Self-recovery/Self-healing of CdS/CdSe Nanocrystal Junctions

The degradation effect on CdS/CdSe nanocrystal junctions and self-recovery/self-healing after Thermal Stress (TS) and Light Soaking (LS) degradation is investigate[1]. The device is bulk heterojunction with aluminium and ITO electrical contacts. This research involves the study of TS and LS on the stability of high efficiency (>10%) solar cells. The change in key electrical parameters V_oc, FF, J_sc, A and J_o quantified for more than 2000 hours of stressing. The device degradation found to increase with stress temperature for TS. Below 100C⁰, the changes were due to collection and recombination losses. Above 100C⁰, “shunting” mechanisms found to start affecting the device performance.
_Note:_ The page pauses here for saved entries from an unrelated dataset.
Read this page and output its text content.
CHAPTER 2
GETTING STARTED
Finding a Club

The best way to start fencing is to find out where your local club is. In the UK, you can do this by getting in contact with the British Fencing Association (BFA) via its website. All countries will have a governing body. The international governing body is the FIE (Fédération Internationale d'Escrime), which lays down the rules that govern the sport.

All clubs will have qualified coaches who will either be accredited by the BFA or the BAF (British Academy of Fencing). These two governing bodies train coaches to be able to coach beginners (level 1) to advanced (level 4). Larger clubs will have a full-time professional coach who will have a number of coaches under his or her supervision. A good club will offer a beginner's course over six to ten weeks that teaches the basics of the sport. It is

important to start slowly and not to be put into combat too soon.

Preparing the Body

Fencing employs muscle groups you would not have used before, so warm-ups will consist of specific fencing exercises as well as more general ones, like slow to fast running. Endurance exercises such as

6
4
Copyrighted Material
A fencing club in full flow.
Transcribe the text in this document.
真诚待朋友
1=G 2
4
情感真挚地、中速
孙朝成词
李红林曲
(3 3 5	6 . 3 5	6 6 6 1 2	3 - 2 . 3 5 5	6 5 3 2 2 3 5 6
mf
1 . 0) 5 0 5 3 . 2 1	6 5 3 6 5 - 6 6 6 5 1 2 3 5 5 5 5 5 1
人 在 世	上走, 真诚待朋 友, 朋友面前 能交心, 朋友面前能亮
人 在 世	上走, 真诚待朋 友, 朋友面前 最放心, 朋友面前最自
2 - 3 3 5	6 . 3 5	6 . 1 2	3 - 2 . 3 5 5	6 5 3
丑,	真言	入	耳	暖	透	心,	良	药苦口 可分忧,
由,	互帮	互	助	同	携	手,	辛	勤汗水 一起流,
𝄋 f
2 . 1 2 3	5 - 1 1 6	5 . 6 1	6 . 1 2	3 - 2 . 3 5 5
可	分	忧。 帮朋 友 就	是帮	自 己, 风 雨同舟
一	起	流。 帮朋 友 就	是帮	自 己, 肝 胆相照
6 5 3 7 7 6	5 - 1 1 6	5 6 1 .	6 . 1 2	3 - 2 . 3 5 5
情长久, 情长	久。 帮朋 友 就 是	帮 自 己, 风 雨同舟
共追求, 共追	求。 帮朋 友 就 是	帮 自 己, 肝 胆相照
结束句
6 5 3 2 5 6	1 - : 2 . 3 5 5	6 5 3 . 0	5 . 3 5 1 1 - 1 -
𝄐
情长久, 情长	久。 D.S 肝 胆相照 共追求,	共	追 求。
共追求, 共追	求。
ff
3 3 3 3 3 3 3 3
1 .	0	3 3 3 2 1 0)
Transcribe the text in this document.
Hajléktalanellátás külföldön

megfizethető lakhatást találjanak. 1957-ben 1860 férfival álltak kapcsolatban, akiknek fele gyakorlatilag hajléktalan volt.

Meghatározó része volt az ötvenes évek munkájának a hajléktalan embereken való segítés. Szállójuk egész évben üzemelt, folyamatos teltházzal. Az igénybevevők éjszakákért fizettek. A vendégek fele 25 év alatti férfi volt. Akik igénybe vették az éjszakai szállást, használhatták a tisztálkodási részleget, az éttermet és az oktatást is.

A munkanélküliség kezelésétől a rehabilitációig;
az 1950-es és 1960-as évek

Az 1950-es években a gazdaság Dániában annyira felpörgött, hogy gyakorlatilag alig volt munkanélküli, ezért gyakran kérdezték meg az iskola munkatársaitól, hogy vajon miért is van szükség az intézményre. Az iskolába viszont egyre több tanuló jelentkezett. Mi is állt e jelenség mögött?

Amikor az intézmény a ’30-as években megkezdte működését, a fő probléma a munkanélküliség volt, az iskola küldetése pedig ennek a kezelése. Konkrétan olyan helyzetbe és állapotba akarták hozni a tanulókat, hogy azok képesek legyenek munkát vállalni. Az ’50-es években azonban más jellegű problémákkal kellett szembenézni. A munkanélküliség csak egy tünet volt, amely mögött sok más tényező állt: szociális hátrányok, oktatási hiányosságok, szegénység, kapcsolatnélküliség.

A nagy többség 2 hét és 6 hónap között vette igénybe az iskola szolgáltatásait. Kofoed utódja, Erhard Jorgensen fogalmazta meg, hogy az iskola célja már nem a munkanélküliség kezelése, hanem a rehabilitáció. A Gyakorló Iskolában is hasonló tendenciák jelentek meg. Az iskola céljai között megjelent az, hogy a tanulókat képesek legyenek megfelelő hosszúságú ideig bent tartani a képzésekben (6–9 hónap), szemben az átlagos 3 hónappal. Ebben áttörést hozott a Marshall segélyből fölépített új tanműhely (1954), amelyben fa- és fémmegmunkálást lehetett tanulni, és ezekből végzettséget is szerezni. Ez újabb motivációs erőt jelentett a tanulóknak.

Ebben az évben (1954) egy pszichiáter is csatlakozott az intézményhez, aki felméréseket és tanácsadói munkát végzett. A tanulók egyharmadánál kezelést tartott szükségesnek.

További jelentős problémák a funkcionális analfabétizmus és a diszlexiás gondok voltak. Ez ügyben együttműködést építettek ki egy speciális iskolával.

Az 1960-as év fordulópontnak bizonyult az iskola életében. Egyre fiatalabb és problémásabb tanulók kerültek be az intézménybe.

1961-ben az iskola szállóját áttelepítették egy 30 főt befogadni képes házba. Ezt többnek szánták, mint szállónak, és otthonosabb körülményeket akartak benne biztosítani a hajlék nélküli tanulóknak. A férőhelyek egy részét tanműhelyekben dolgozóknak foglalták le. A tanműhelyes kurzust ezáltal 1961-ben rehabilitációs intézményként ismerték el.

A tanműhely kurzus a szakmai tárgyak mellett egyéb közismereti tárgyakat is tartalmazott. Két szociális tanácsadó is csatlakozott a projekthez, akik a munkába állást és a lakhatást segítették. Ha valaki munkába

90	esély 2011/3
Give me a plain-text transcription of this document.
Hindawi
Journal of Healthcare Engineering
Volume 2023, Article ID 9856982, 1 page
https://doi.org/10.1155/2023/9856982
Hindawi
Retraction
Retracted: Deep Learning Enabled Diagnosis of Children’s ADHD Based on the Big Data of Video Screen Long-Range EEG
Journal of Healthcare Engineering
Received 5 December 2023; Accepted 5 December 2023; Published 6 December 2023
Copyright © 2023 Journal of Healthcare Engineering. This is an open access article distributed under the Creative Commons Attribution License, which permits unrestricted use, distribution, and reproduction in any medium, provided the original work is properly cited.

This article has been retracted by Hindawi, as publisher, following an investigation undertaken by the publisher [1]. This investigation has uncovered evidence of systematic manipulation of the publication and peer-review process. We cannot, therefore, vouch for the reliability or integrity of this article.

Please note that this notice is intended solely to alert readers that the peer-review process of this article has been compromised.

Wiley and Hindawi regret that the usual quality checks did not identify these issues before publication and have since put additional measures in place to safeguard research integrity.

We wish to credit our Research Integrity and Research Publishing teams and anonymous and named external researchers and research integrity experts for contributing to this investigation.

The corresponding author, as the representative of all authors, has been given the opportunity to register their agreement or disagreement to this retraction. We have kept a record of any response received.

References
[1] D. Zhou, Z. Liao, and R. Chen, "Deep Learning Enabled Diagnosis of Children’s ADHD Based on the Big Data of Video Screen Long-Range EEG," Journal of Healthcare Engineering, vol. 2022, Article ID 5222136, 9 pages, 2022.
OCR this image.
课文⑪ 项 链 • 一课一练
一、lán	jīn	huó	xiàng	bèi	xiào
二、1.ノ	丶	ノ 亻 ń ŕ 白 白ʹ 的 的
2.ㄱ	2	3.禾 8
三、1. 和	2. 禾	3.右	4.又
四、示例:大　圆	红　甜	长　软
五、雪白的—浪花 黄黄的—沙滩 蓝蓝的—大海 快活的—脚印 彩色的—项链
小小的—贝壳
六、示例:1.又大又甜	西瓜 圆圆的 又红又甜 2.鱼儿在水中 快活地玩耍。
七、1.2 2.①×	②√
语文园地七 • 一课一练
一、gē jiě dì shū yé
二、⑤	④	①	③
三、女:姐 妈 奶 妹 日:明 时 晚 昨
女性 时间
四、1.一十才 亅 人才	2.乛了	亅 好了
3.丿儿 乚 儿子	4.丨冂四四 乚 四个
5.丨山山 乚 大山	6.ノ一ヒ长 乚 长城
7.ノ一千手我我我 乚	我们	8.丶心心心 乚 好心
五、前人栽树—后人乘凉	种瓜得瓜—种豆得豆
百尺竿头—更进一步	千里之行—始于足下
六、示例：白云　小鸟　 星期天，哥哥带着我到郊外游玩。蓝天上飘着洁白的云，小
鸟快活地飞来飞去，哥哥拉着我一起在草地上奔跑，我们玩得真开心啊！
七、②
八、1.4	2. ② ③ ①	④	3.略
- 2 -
Electrical characterization by current-voltage and capacitance-voltage measurements carried out before and after exposures. The decrease in charge carrier mobility observed with increasing the radiation dose. Moreover, the capacitances of irradiated samples are considerably higher than the barrier capacitance of non-irradiated ones. SEM, Xrd, DRS Spectra, Raman Spectra, Pl Spectra, Ellipsometry and Hall Effect employed to understand the changes occurred in crystal structure and reason of self-healing. This study will focus on the CdS/CdSe nanocrystals junctions and like materials that can show self-healing to nanocrystal junction after radiations degradation. 

Aims and Objectives:

The long-term goal of this research work is to develop a relation of degradation effects of solar panels while the specific aims and objectives of our work are as follows:

·        Synthesis of films of CdS/CdSe heterojunction for solar panels with ITO electrodes using spin coating technique.

·        Stressing the virgin samples to TS and LS for long duration of about 2000 hours.

·        Characterization of the exposed samples with the stated techniques to analyses the degradation in the nanocrystal junction of thin film.

·        Defects analysis before and after stressing.

·        Techniques to reduce nanocrystal junction degradation investigated.